The starting point of Chhiba’s explorations of Kali began as she delved into her family history, where her maternal grandmother suddenly emerged as the central figure in her thinking, writing and making processes. And even though she had already passed on by the time these works started to emerge in her imagination, her presence in Chhiba’s consciousness was tangible as she uncovered parts of the story of her life through discussions with her mother. Similar to Khan and Ellapen, Chhiba’s work is influenced by the intimacies of the familial space through which she accessed an alternative archive – that of the memory of her grandmother. Kali and The Two Talking Yonis both explore various symbolic elements of the goddess such as the tongue and yoni, depictions and explorations of Kali’s portrait, and the mythology of Kali in relation to issues of identity, by referencing classical Indian dance. The tongue and yoni both speak of violence, sexuality, mockery, protest, and are invariably interchangeable. Chhiba’sinvestigations of womanhood and depictions of the female body in contemporary South Africa is intimately connected to her interest in exploring the overlaps between tradition and modernity, mythology and reality, feminine and masculine, black and Indian, visual art and dance, artist and curator.Chhiba’s work pushes us to think beyond these binary formations, emphasising multiple and contradictory identities and subjectivities by foregrounding the power of the feminine.

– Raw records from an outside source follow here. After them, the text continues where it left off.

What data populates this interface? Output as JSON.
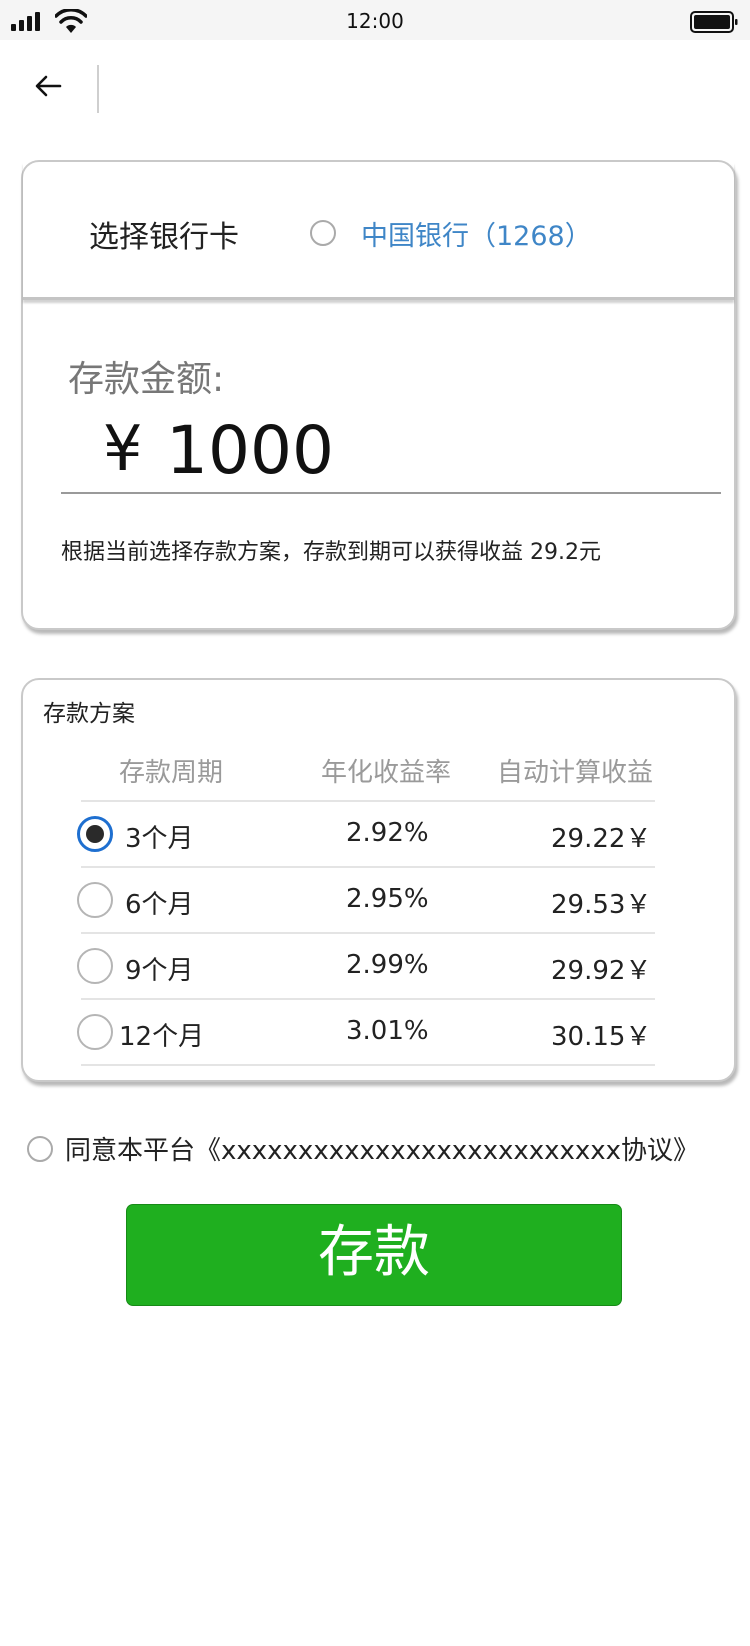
{
  "status_bar": {
    "time": "12:00",
    "icons": [
      "signal-icon",
      "wifi-icon",
      "battery-icon"
    ]
  },
  "nav": {
    "back_icon": "arrow-left-icon"
  },
  "bank_card": {
    "label": "选择银行卡",
    "bank": "中国银行（1268）",
    "selected": false,
    "bank_color": "#3f86c7"
  },
  "deposit": {
    "amount_label": "存款金额:",
    "currency_symbol": "¥",
    "amount": "1000",
    "note": "根据当前选择存款方案，存款到期可以获得收益 29.2元"
  },
  "plan": {
    "title": "存款方案",
    "headers": [
      "存款周期",
      "年化收益率",
      "自动计算收益"
    ],
    "rows": [
      {
        "period": "3个月",
        "rate": "2.92%",
        "earning": "29.22￥",
        "selected": true
      },
      {
        "period": "6个月",
        "rate": "2.95%",
        "earning": "29.53￥",
        "selected": false
      },
      {
        "period": "9个月",
        "rate": "2.99%",
        "earning": "29.92￥",
        "selected": false
      },
      {
        "period": "12个月",
        "rate": "3.01%",
        "earning": "30.15￥",
        "selected": false
      }
    ]
  },
  "agreement": {
    "text": "同意本平台《xxxxxxxxxxxxxxxxxxxxxxxxxx协议》",
    "checked": false
  },
  "actions": {
    "deposit_label": "存款",
    "deposit_color": "#1faf1f"
  }
}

All three artists are engaged in “memory” and “recovery” work, using their own bodies in a post-colonialmasquerading in order to trouble stereotypes of ‘Indianness’ in South Africa by focusing on the intersectionalities between class, gender, ethnicity, nationalism and homoeroticism. Their works jointly speak to everyday experiences and performativities of identities shaped through the tensions of cultural migrations, familial love, loss and mythologies that are too often simplistically and sentimentally rendered. These entanglements add richness to a segment of South African history that is still lacking.